Animatism, as an aesthetic and creative philosophy, has its origins in an ancient, shamanic process. We embrace this process as the way to initiate a powerful, multi-disciplinary art movement, capable of enlivening creative expression within all cultures and communities throughout our world.
In our collective tribal past there was a critically important position held by shaman/artists. Their function was to act as intermediaries, on behalf of the community, between the manifest reality and the spiritual reality.

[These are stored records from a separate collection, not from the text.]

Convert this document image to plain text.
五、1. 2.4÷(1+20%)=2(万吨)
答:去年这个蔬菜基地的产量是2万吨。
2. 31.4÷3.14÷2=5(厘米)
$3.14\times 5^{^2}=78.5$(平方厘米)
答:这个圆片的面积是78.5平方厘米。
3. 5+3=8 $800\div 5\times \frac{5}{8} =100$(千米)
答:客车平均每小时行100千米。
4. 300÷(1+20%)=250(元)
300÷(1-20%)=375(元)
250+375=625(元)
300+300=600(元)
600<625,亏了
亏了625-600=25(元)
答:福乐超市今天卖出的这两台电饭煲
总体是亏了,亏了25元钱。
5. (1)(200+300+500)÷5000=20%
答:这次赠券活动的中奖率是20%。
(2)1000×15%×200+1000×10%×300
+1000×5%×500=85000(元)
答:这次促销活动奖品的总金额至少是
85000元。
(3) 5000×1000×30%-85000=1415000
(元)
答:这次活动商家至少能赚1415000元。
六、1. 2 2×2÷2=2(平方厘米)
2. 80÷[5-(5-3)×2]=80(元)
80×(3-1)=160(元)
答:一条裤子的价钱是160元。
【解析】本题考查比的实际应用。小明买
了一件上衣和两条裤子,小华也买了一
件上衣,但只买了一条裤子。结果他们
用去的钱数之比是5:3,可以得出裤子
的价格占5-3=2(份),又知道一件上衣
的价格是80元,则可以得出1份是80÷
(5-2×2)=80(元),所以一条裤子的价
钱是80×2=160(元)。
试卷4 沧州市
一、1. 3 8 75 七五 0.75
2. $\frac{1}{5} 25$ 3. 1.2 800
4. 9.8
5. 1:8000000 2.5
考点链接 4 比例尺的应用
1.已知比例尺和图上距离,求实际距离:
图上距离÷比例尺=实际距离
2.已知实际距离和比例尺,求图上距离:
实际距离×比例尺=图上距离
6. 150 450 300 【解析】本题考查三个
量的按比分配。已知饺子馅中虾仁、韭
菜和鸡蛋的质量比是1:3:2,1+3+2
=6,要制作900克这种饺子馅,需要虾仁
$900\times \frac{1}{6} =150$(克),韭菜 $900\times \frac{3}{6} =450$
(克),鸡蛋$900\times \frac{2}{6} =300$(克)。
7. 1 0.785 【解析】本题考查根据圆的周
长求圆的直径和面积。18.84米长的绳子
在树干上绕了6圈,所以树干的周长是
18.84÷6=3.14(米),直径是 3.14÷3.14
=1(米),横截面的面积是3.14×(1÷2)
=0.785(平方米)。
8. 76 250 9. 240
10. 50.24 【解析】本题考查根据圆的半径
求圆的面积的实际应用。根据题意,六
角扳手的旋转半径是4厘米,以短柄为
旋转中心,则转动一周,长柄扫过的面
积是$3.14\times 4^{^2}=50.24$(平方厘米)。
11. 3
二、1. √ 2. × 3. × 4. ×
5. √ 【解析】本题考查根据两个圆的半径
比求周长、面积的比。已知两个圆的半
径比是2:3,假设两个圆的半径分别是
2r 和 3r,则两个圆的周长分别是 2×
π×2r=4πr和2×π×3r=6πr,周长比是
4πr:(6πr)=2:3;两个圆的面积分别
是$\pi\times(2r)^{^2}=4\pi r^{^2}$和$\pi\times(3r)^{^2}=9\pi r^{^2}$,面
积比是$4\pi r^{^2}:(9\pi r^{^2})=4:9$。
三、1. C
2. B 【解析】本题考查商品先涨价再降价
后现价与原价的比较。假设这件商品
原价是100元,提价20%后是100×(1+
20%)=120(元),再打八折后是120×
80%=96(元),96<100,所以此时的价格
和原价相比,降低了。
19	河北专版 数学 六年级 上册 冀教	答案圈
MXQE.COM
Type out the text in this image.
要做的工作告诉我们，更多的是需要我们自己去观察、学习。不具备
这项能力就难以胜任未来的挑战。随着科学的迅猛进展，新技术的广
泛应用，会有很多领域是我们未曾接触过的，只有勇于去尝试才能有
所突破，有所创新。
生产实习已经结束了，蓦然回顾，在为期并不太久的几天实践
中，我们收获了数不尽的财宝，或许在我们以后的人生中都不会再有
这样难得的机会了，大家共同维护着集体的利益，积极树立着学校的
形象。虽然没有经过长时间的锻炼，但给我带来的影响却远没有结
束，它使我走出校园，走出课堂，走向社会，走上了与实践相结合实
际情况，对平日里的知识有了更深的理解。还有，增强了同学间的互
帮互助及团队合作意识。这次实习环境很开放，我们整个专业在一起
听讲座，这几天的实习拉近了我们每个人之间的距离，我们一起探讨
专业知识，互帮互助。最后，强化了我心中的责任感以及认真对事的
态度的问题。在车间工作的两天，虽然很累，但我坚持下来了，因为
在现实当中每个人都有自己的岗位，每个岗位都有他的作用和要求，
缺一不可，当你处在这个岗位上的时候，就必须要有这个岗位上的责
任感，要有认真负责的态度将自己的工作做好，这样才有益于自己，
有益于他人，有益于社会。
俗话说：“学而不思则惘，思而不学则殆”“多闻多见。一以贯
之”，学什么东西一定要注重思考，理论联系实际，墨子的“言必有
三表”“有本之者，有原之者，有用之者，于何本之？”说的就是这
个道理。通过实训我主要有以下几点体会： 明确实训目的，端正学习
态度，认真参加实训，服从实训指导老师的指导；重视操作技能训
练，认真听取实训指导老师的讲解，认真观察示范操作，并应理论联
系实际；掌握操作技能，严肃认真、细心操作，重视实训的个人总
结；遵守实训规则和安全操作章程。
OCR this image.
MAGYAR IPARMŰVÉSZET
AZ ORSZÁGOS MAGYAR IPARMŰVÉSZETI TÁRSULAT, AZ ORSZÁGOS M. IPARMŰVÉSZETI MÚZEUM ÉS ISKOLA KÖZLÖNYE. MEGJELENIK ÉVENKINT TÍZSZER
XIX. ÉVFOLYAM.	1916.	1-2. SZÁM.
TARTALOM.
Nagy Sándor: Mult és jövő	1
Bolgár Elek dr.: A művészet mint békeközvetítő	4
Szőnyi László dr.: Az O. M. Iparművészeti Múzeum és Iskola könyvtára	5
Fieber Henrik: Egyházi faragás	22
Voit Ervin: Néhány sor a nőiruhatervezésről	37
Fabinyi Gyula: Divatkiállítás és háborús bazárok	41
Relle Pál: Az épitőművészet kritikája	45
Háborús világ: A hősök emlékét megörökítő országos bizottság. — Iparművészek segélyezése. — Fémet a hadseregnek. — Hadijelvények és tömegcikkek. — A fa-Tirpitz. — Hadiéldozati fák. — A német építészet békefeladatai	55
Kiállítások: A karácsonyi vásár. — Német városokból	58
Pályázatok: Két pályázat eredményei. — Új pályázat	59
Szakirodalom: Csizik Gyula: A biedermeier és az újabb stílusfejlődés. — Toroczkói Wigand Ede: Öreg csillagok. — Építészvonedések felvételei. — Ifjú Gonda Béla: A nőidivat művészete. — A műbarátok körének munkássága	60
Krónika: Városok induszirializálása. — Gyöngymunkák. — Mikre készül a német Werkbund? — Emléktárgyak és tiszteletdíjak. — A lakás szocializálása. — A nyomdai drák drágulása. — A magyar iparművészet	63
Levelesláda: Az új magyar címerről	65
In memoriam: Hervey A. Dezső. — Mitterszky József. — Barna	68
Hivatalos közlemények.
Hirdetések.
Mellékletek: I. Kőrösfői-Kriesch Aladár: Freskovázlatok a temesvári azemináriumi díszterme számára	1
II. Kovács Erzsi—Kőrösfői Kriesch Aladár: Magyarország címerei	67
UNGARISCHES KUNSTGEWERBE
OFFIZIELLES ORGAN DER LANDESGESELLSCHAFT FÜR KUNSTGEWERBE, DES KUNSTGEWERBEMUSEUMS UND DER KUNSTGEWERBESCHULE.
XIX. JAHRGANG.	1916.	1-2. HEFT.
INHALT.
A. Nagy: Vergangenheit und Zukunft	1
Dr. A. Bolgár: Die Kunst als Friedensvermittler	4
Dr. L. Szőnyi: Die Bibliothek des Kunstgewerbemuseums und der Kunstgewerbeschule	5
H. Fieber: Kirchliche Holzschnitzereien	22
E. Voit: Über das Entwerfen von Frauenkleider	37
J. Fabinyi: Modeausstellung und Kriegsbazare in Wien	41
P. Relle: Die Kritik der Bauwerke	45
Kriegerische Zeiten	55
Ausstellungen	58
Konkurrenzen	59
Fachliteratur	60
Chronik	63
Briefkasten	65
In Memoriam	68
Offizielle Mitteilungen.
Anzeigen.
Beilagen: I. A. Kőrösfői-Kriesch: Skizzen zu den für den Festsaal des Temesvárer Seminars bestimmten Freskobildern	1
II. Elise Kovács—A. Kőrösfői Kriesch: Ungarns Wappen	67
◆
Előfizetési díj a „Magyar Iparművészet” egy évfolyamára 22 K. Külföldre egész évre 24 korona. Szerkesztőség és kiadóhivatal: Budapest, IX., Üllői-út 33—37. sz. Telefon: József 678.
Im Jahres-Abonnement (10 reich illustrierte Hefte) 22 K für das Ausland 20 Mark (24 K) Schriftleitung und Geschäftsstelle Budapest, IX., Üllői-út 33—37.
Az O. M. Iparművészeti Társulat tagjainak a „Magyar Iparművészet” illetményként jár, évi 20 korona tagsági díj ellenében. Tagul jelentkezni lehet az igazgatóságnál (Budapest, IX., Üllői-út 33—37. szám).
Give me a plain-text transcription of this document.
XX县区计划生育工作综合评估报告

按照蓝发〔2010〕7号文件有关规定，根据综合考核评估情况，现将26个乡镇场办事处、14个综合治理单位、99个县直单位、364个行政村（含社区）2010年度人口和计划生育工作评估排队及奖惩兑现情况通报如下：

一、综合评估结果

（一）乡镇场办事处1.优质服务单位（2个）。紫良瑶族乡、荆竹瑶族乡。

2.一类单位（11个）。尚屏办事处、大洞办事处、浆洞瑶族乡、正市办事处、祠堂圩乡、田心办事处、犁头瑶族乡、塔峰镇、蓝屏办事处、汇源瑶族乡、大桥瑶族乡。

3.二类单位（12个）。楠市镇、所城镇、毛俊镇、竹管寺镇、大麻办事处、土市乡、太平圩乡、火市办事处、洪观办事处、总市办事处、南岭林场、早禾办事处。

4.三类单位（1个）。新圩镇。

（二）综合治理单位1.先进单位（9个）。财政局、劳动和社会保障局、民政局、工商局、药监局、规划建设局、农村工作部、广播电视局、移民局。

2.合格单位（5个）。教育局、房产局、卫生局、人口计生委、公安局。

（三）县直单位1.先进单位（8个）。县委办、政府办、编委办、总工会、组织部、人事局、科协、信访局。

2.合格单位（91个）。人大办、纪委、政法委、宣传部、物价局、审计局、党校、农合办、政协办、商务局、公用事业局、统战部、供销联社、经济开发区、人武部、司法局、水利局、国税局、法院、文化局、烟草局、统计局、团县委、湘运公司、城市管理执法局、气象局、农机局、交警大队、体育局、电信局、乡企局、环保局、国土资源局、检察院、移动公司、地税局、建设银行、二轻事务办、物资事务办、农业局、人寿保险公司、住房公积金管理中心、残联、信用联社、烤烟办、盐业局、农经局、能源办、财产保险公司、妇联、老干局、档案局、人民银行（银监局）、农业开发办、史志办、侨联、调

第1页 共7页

When important events happened in the life of the tribe, such as death, hunger or natural disaster, or when issues affecting the emotional/spiritual well being of the community needed to be resolved, the shaman/artists would begin a journey to the spirit world to seek guidance, insight and inspiration.
They prepared for this journey through prayer, fasting, dancing, drumming, chanting, meditation and other ritualistic processes. When an altered state of conscious was achieved the shaman/artists would become one with the creative spiritual force and their spirit journey would begin.
While on this journey they would focus their attention on observing, recording and manifesting the images and insights they experienced. Shaped from clay, painted in vegetable dyes on hides or cave walls, carved from wood, stone and bone, danced and sung, these offerings then became the focal point for reflection, enlightenment and resolution of tribal issues and concerns.
Many of these images and insights are still with us today, eons after they were first received. They form the foundations of our modern cultural understandings.
- We are Animatic creators.
- We access the same creative spiritual force as our ancestors.
- We create to expand Collective Consciousness.
- We deactivate our ego-based control to access pre-intellectual primal visions.
- We manifest these visionary inspirations.
- We do this for the benefit of our global/tribal community.
We Are One.
Words Borrowed from the Millennium Art Gallery and Art Movement.